Tieni proprio alla mia opinione? Eccola: ti dico subito che non è molto originale, e forse rimarrai deluso. Oriana Fallaci è stata la più grande giornalista italiana del XX secolo (toscana, come il più grande giornalista, che anche tu citi: Montanelli, con cui aveva un rapporto piuttosto movimentato). Una scrittrice originale e efficacissima; e una vera prima donna, con tutti gli annessi e connessi. Non c'è bisogno di citare i reportage di guerra, le interviste, "Un uomo", "Niente e così sia" eccetera. Si capiva la stoffa fin da "I sette peccati di Hollywood" (1957), dove la giovane Oriana - 28 anni - riusciva a scrivere un ritratto magistrale dell'ambiente raccontando le interviste che NON aveva ottenuto.

Quello che ha fatto Oriana Fallaci nel XXI secolo mi convince meno: non posso nasconderlo. Si può essere preoccupati e intransigenti di fronte all'arroganza di una parte dell'Islam; e sconfortati di fronte all'ignavia di molti musulmani di fronte al terrorismo e alle aggressioni. Ma non si può reagire all'arroganza con l'arroganza, e all'insulto con l'insulto. Non è giusto e non paga. Credo che Oriana Fallaci non andasse presa alla lettera, e non avesse intenzione di lanciare una crociata. Ma nella cultura islamica non conoscono il "paradosso toscano", e certi malintesi possono diventare pericolosi.

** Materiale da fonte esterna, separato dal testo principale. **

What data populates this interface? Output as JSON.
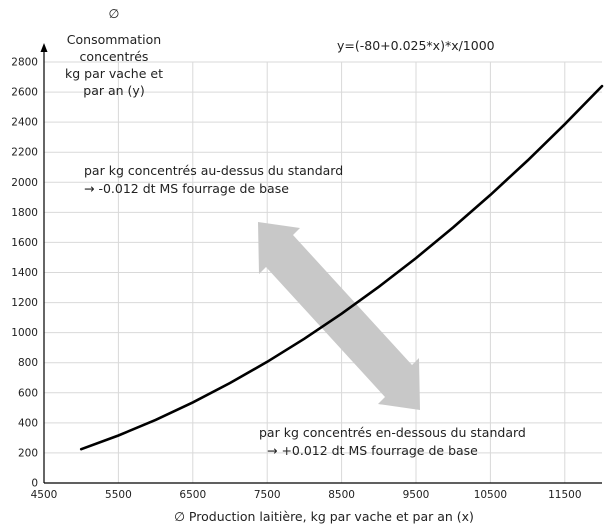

Queste affermazioni fanno di me uno smidollato, uno sciocco deciso a svendere l'Occidente per il quieto vivere? Ms Fallaci probabilmente l'avrebbe pensato. Ma io non credo di esserlo. Ho scritto ieri, proprio qui su "Italians": "Nessuna religione giustifica la violenza, l'intimidazione, le mutilazioni, i soprusi. I diritti dell'uomo - espressione vecchia, ma bellissima - sono una conquista, e non ce la faremo portar via tanto facilmente. Reagire? Certo. Ma con calma, senza isterismi. Le opinioni, in Occidente, sono libere: lo dicono le nostre Costituzioni, la nostra tradizione, la nostra sensibilità. Allo stesso modo, le donne hanno gli stessi diritti agli uomini. Quindi, a chi arriva in Italia e sostiene di poter fare diversamente in nome della religione (spesso travisata, tra l'altro), occore dire: scordatelo, amico mio."

Così la penso, caro Cini. E detto questo saluto la Fallaci, una signora che ha insegnato a tanti di noi a scrivere, e a coltivare l'orgoglio, inevitabilmente egocentrico, della professione.